Carcinoma of the colon in patients 35 years of age and younger
- PMID: 3826905
Carcinoma of the colon in patients 35 years of age and younger
Abstract
Of 705 patients who were treated at the Vanderbilt University and Metropolitan Nashville General Hospitals from 1973 to 1984 for carcinoma of the colon, 45 (6.3%) were 35 years of age or younger at the time of diagnosis.
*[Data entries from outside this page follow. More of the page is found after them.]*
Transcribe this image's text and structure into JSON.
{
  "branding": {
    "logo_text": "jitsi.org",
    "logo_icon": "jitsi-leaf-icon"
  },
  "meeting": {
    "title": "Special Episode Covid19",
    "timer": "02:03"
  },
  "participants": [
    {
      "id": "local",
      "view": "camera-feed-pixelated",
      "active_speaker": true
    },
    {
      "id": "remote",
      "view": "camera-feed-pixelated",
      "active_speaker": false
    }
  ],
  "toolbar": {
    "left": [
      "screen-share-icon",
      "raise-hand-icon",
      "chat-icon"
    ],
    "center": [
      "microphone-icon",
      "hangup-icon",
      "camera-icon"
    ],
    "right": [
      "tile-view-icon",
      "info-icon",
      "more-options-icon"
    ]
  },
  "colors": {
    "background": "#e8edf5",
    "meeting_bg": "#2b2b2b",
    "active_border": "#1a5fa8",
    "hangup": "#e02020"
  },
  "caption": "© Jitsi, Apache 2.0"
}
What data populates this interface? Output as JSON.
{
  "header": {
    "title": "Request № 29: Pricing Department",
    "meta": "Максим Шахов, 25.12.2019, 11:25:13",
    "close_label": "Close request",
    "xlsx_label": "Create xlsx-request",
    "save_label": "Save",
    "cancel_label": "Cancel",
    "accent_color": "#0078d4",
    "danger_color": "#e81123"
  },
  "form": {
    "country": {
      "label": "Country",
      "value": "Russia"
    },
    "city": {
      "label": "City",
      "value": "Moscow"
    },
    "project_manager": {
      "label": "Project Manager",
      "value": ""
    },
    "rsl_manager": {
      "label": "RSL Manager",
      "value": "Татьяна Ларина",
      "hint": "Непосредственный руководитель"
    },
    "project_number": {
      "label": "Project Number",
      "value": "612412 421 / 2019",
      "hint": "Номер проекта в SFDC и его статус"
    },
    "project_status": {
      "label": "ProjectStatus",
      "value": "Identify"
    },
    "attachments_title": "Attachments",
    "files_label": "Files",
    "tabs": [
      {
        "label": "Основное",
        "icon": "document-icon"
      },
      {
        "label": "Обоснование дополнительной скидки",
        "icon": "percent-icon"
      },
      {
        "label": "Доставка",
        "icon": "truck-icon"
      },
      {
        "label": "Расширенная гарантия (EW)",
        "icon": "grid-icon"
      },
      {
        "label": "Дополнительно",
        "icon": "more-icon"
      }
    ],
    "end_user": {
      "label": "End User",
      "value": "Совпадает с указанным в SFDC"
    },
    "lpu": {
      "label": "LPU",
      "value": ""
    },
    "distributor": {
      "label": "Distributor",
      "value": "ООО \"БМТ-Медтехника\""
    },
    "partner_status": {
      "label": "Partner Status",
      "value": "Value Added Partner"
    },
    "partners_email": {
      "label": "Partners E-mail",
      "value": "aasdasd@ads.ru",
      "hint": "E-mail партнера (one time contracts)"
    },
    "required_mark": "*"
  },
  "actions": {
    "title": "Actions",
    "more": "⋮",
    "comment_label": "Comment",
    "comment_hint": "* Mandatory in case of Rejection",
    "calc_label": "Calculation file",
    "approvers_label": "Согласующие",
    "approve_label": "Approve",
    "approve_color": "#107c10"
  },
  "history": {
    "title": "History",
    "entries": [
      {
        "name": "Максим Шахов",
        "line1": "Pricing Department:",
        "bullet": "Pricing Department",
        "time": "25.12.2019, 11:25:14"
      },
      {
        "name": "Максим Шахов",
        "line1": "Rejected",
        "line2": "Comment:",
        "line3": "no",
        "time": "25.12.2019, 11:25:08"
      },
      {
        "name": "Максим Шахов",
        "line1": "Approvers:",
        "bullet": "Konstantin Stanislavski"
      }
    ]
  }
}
There were 25 men and 20 women; the average age was 29.3 years. Twenty-six patients (57.7%) presented with pain, 19 reported a change in bowel habits, and 18 had gastrointestinal bleeding which led to diagnostic investigation. At the time of diagnosis, only two patients had lesions which could be classified as Dukes' A, eight were Dukes' B, 28 were Dukes' C, and the remaining seven had Dukes' D lesions with distant metastasis. Nineteen patients had poorly differentiated tumors; survival in this group averaged 1 year. In the 19 patients who had well or moderately well-differentiated tumors, survival averaged 4.3 years. Fifteen patients had unresectable tumors at the time of initial treatment, and survival in this group has averaged 1.5 years. Thirty patients had tumors which were considered to be resectable by the operating surgeon, and nine of these 30 patients are alive without evidence of recurrence for an average of 5.6 years. The prognosis of carcinoma of the colon in the young has been poor, with the major factors being the unfavorable histologic features of these tumors and the advanced disease at the time of presentation in these patients. Those few patients who present early in the course of their disease respond well to radical resection.